From today's The Writer's Almanac:
(Dr. Seuss) went on to publish a series of fairly successful books for older children and then, in 1955, an educational specialist asked him if he would write a book to help children learn how to read. Seuss was given a list of 300 words that most first graders know, and he had to write the book using only those words. Seuss wasn't sure he could do it, but as he looked over the list, two words jumped out at him: "cat" and "hat."
Seuss spent the next nine months writing what would become The Cat in the Hat (1957). That book is 1,702 words long, but it uses only 220 different words. Parents and teachers immediately began using it to teach children to read, and within the first year of its publication it was selling 12,000 copies a month.
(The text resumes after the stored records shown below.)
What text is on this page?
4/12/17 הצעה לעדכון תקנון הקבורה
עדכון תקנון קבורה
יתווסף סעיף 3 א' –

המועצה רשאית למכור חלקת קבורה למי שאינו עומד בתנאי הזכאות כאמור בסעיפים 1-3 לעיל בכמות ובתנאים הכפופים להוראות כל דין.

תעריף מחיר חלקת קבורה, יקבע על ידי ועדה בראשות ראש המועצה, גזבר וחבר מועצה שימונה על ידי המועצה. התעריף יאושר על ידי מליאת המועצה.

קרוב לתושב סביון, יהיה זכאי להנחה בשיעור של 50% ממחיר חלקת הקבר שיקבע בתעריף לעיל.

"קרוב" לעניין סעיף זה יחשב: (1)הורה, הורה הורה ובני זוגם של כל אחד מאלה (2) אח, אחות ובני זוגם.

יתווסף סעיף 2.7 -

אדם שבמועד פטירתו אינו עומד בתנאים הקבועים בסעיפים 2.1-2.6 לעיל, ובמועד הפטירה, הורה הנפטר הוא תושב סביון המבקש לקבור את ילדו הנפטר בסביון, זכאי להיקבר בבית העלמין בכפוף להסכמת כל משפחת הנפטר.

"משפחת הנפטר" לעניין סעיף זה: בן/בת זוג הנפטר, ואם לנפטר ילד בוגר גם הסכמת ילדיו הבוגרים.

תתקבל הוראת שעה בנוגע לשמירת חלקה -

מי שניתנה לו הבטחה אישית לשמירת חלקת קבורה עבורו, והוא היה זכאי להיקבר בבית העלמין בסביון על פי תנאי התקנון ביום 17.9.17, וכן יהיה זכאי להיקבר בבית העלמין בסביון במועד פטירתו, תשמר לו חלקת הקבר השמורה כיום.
A few years later, Seuss's publisher bet him $50 that he could not write a book using only 50 different words. Seuss won the bet with his book Green Eggs and Ham (1960), which uses exactly 50 different words, and only one of those words has more than one syllable: the word "anywhere." It became the forth best-selling children's hardcover book of all time.
Wow. I write about my kids a lot, and I write poems addressed to them, but I've not done a lot where I seriously consider children my audience and select my words accordingly. When I did my first workshop in a school last year, I had something of a hard time selecting some of my own work to include. I blamed it on language (I have a tendency toward the Latinate), but later thought I feared the brutal honesty of the third grade shooting my work down. I think I'll visit the Young People's Poetry Week poetry starters and see if I can compose one from their prompt words; that might help me figure it out. I wonder if I could use the fifty words in Green Eggs and Ham and make something interesting out of them. I think I'll try that, too.